Don’t Be Afraid of the Dark à Fantasia: Saaallly…

Claudia Boutin
5 août 2011

«I apologize for being fat and sick». Guillermo Del Toro, sur l’écran du Théâtre Hall, le 4 août 2011.

En adaptant le scénario de Nigel McKeand pour le grand écran, Guillermo Del Toro (ici co-producteur et co-scénariste avec Matthew Robbins) était loin d’être en terrain inconnu. D’abord parce qu’il est un fan inconditionnel de la version de 1973: dans une capsule vidéo envoyée à Fantasia, une mince mais réjouissante compensation pour son absence au festival, le réalisateur a avoué « l’avoir fait dans ses culottes » en visionnant, tout petit, la version de John Newland. Ensuite, le plus grand changement apporté au scénario de McKeand se résume à la transformation de Sally-l’épouse-nerveuse en une Sally-l’enfant-ténébreuse…attention, attention, « résumer» ne signifie pas « banal » ou « rien que »: il tient plus de « la plus haute importance ». Don’t Be Afraid of the Dark est peut-être le premier long métrage du bédéiste canadien Troy Nixey, mais il est impossible de ne pas le considérer comme une oeuvre à inscrire au sein de la filmographie à proprement parler de Del Toro. Le thème de l’enfance, un incontournable chez le cinéaste d’origine mexicaine, est toujours au rendez-vous.

Sally (impressionnante Bailee Madison) vient passer quelques temps au manoir nouvellement acquis par son père Alex (Guy Pearce) et la nouvelle femme dans sa vie, Kim (Katie Holmes, moins beige que d’hab mais loin d’être flamboyante).
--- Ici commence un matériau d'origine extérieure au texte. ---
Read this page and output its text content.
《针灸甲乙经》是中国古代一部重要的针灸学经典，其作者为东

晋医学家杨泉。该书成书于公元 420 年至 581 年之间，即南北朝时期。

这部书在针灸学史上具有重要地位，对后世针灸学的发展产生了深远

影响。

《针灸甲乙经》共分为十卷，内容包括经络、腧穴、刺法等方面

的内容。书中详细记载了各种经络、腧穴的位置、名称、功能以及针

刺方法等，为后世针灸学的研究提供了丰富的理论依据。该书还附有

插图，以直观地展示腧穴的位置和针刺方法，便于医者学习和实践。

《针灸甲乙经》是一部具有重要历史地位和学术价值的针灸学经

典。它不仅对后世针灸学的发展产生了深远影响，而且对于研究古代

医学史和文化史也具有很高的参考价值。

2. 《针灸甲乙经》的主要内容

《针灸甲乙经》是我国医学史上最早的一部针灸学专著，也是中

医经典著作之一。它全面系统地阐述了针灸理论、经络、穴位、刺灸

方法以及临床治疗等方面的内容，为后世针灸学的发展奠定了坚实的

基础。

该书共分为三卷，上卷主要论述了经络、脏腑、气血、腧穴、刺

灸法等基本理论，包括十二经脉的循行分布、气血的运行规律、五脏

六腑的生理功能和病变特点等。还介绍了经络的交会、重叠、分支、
Ce n’est qu’une fois sur place qu’on lui explique qu’elle est à Blackwood Manor pour y rester: sa mère la trouvant troublée et nébuleuse croit que le grand air du Rhode Island la changera de la pollution californienne. C’était sans compter la découverte d’une cave mystérieuse et des voix sulfureuses se faisant entendre par les grilles d’aération. Saaalllly….Saaallly

Note à toutes les futures mamans: si vous surprenez votre progéniture à dessiner des spirales proéminentes sur une feuille de papier, ne vous posez pas de questions: elle est en danger de sombrer dans un univers gothique. Après un prologue génial et un générique rappelant les gribouillages d’un scientifique toqué, une telle figure se fond au dessin que Sally exécute. Plus que tout autre motif, la spirale est synonyme de dérèglement, que ce soit dans les frises de l’ornementation gothique ou avec les escaliers typiques de l’architecture victorienne. Le serpentin est associé aux plaisirs de l’enfance (et aux frites de Jaco), lancés avec énergie durant les fêtes mais surtout, il sous-entend une descente aux enfers: shoup, on glisse graduellement dans un univers obscuret sans issues. Et la spirale ne se termine pas, oh non, elle rebondit et recommence ses tournoiements ! L’enfer n’arrêtera jamais sa course dans Don’t Be Afraid of the Dark. Chut, je me tais ! Les spirales me fascinent, voyez-vous.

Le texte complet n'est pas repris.